One of the issues addressed by context theory is disambiguating sentence meanings with respect to a specific context (such as disambiguating the sentence ``Now I am here'') . Similar issues arise in determining the relevant content of documents in context. For example, the explicit content of a document written in the middle ages by a Benedictine monk about food preparation is a constant in any context, but its relevant content changes depending on the context in which it is used. A person interested in finding out about the Benedictine order would use the document in a different context from a person interested in cooking, and in each context, there would be a different answer to the question ``What is this document about?''
Information retrieval agents generally retrieve based on document content [3,6,7,14,16], and commonly treat a document as an independent entity, taking into account its relationship to the entire corpus but not to the immediate group of recently-consulted documents within which it was accessed. For example, in TFIDF-based indexing, an index vector is created for each document; the magnitude of each element indicates how well that term represents the contents of the document, based on its frequency within the document and the inverse of the frequency of documents in the corpus containing that term. Thus if a term occurs very frequently in some document, but rarely occurs in the corpus as a whole, it will be heavily weighted in the term vector. In practice this approach provides robust results for many collections. However, it does not reflect potentially-useful information about access context: it considers only the relationship between documents and a corpus, not the context in which those documents are used.
Our research on WordSieve is guided by the hypothesis that the relevant features of a document depend not only on what makes it different from every other document (which is captured by TFIDF), but what makes it similar to the documents with which it was accessed. In other words, the context of a document is not reflected only in its content, but in the other documents with which it was accessed.
As an illustration, consider figure 1. The graph represents the occurrence of the word 'genetic' in web pages during the course of a web search. This access pattern shows four clear partitions, distinguishable by the occurrence pattern of the word ``genetic.'' When the word 'genetic' occurred frequently the user was searching for pages about ``the use of genetic algorithms in artificial life software.'' Our hypothesis is that terms with this type of access pattern are useful indicators of the context of a user's browsing task.

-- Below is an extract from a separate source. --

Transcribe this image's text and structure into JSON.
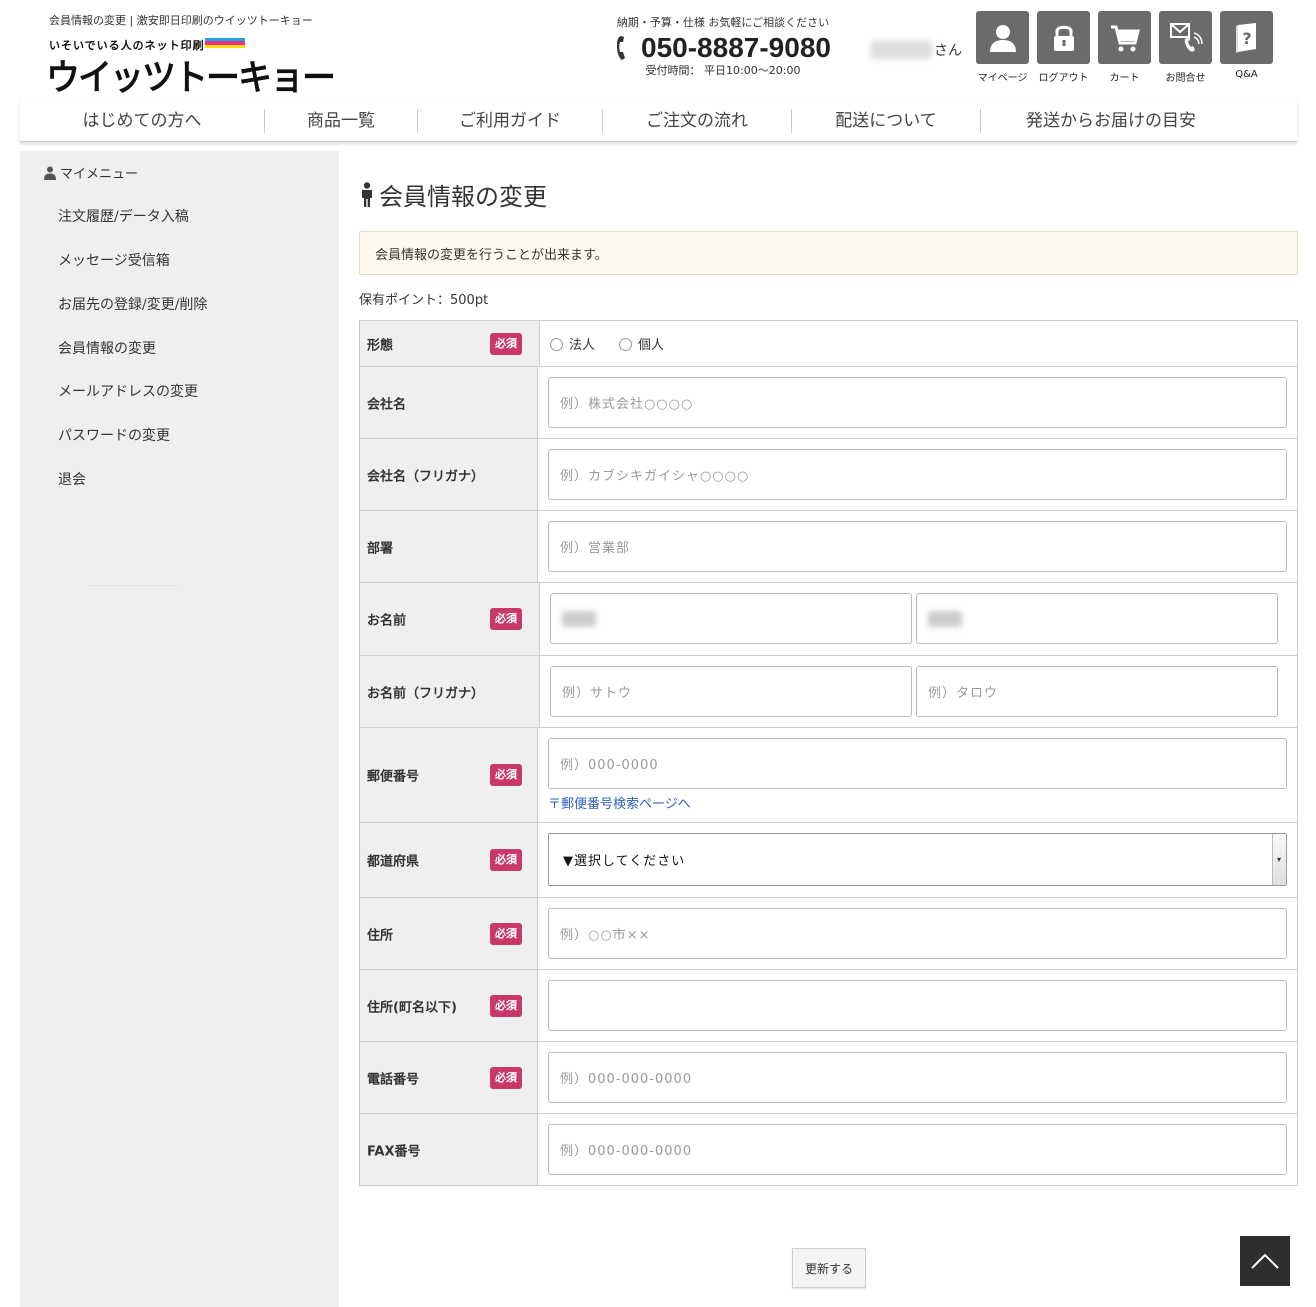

TFIDF works by exhaustively analyzing the corpus, extracting and comparing word occurrences. There are two reasons why this can be undesirable. First, it is time consuming. In an information agent, the system needs to respond and learn in real time. Second, in an information agent, it is not desirable to store an entire full-text library of all the documents a user has accessed. WordSieve overcomes both of these weaknesses by being able to learn these terms in real time, and building up information incrementally rather than requiring the entire corpus to analyze at one time.